International career
- Years: Team / Apps / (Points)
- 1948–49: England / 5 / (0)

= Humphrey Luya =

England international rugby union player

Humphrey Fleetwood Luya (3 February 1918 – 9 May 2008) was an English international rugby union player.

Luya was born in West Derby, Liverpool, and educated at Merchant Taylors' Boys' School.

After joining the Royal Artillery in 1939, Luya served in North Africa during the early stages of World War II. He was captured in 1941 while fighting in Crete and held at the Stalag XVIII-A prisoner of war camp outside Wolfsburg, Austria, before being transferred to Oflag IX-A/H in central Germany. With Russian troops advancing in 1945, Luya and his fellow prisoners were marched out of camp by the Germans and he made a successful escape by bolting into the woods, along with Lieutenant Colonel George Kennard. They were discovered two-days later by American soldiers, who needed to be talked out of shooting the two blond-haired Britons, having initially believed they were Germans in disguise.

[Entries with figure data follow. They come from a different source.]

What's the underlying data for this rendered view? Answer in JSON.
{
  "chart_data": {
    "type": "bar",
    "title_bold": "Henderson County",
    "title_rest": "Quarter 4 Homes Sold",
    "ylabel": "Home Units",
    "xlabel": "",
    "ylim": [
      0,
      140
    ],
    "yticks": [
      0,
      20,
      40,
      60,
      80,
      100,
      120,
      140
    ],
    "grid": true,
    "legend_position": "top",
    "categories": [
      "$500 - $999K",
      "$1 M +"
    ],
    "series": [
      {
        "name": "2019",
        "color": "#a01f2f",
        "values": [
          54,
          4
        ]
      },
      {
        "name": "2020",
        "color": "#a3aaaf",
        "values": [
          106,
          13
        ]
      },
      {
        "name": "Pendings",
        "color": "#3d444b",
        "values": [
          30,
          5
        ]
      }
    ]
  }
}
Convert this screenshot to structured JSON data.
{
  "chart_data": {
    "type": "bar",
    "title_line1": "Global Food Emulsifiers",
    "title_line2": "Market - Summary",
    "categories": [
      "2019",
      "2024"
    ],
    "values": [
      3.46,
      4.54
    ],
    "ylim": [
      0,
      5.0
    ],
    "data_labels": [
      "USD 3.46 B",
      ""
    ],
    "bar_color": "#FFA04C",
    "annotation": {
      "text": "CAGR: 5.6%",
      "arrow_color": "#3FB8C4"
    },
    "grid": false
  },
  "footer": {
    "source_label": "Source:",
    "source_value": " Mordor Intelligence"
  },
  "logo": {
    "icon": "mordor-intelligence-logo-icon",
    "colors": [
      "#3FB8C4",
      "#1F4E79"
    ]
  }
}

Luya, a Waterloo player both sides of the war, was in the Lancashire-Cheshire representative side which defeated the 1947–48 Wallabies tourists and gained his first England call up for the 1948 Five Nations, replacing former captain Joe Mycock. A lock, Luya was capped five times for England, all in Five Nations fixtures. He had two years as captain of Leeds club Headingley and won three County Championships with Lancashire.